Images

Run inference on a single image using a URL, file path, or NumPy array. This page shows how to use each input type with a loaded model.

Estimated read time: 2 minutes

The simplest way to run inference on an image is to call the model like a function. Model objects are callable—they implement __call__, which delegates to predict. In other words:

result = model(
    image_source
)  # exactly the same as: result = model.predict(image_source)

This page shows how to run inference on three common input types: a URL, a local file path, and a NumPy array.

Common setup (used in all cases)

from degirum_tools import ModelSpec, Display

# Configure & load once
model_spec = ModelSpec(
    model_name="yolov8n_coco--640x640_quant_axelera_metis_1",
    zoo_url="degirum/axelera",
    inference_host_address="@local",
    model_properties={"device_type": ["AXELERA/METIS"]},
)
model = model_spec.load_model()

Image URL

from degirum_tools import remote_assets  # small gallery of public sample URLs

image_url = remote_assets.three_persons  # or any reachable image URL (string)
result = model(image_url)

with Display("AI Camera — URL") as output_display:
    output_display.show_image(result.image_overlay)

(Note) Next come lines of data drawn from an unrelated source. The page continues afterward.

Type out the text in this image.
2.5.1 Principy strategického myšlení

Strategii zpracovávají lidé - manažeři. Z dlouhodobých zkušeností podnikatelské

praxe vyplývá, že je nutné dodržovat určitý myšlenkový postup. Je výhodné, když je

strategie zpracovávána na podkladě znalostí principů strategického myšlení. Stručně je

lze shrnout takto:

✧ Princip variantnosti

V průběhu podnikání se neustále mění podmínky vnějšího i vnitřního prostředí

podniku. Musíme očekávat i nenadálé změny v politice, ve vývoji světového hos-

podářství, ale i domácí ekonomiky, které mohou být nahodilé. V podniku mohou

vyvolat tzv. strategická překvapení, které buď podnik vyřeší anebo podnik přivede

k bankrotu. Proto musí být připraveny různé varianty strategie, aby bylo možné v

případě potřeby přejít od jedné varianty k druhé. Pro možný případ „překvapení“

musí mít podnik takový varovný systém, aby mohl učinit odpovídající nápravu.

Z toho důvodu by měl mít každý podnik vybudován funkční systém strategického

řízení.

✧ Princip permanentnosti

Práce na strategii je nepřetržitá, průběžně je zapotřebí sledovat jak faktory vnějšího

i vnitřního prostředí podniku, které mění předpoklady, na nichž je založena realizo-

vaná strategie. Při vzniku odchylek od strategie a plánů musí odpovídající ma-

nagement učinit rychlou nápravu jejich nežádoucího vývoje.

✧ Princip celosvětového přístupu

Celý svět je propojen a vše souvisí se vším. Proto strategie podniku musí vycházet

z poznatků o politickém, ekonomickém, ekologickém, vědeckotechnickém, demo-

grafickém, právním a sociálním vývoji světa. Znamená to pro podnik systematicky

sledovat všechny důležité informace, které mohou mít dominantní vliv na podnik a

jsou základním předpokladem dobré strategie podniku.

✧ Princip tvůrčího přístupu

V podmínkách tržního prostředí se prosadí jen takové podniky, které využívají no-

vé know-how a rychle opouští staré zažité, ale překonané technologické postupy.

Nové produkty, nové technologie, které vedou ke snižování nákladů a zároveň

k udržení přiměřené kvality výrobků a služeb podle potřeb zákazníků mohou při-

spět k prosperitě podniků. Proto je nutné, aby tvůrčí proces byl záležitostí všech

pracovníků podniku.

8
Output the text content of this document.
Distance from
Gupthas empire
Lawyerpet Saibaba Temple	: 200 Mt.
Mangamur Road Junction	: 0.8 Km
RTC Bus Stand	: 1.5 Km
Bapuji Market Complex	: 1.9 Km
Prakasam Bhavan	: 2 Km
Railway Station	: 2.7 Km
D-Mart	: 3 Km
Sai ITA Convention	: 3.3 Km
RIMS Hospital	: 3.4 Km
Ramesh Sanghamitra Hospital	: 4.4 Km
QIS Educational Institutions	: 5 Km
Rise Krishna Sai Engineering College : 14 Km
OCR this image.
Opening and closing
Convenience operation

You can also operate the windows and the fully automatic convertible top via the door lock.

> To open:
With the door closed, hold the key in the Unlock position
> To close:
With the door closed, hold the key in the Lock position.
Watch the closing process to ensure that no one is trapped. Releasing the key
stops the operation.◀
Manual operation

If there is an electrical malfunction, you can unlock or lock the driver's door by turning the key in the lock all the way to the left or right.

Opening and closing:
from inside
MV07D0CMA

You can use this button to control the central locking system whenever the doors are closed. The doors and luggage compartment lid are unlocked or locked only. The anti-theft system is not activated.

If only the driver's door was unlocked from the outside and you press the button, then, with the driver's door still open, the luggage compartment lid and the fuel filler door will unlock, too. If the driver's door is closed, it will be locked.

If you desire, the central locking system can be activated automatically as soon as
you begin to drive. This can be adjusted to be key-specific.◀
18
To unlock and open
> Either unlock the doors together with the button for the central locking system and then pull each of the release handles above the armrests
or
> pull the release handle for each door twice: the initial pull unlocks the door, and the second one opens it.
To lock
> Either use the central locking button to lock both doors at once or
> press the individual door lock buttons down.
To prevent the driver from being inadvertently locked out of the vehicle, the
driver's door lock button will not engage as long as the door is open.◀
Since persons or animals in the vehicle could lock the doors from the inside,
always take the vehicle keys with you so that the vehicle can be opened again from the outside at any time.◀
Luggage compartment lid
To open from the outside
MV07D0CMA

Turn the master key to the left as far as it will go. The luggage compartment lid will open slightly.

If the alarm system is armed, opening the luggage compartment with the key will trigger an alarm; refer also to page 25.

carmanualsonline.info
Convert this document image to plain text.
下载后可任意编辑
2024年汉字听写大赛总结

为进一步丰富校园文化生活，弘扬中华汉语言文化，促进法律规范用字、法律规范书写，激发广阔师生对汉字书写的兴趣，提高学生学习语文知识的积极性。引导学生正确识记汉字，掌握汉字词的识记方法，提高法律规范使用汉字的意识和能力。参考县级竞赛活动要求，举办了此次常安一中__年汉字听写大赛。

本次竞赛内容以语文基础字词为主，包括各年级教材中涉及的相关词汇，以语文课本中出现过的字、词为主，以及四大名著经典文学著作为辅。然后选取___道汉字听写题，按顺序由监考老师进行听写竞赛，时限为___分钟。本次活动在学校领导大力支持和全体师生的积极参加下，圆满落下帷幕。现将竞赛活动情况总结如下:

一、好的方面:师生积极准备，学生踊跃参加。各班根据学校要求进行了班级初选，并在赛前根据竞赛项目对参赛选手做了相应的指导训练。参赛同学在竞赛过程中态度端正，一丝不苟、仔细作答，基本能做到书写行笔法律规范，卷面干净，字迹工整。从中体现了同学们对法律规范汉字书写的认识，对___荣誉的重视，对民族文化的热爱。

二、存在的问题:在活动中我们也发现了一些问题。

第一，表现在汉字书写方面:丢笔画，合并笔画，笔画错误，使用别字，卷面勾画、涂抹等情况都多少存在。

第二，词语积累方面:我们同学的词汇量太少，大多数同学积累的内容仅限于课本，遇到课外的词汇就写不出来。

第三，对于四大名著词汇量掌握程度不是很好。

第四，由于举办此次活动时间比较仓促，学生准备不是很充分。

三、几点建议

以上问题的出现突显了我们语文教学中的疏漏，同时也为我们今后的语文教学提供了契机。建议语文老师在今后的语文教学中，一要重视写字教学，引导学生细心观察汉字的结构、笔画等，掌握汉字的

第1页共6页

URLs behind authentication or hosted on an intranet may fail if your runtime can't access them.

Local file path

from pathlib import Path

image_path = Path.home() / "Pictures" / "test.jpg"  # change as needed
result = model(str(image_path))  # file paths are accepted

with Display("AI Camera — File") as output_display:
    output_display.show_image(result.image_overlay)

Windows: Use raw strings for paths, e.g., r"C:\Users\you\Pictures\test.jpg".

NumPy array

# pip install opencv-python
import cv2

frame_bgr = cv2.imread("test.jpg")  # returns BGR ndarray
if frame_bgr is None:
    raise FileNotFoundError("Could not read test.jpg")

result = model(frame_bgr)

with Display("AI Camera — Array") as output_display:
    output_display.show_image(result.image_overlay)

That’s it—choose the type that matches your input, reuse the common setup, and call model(...) or model.predict(...) to get results.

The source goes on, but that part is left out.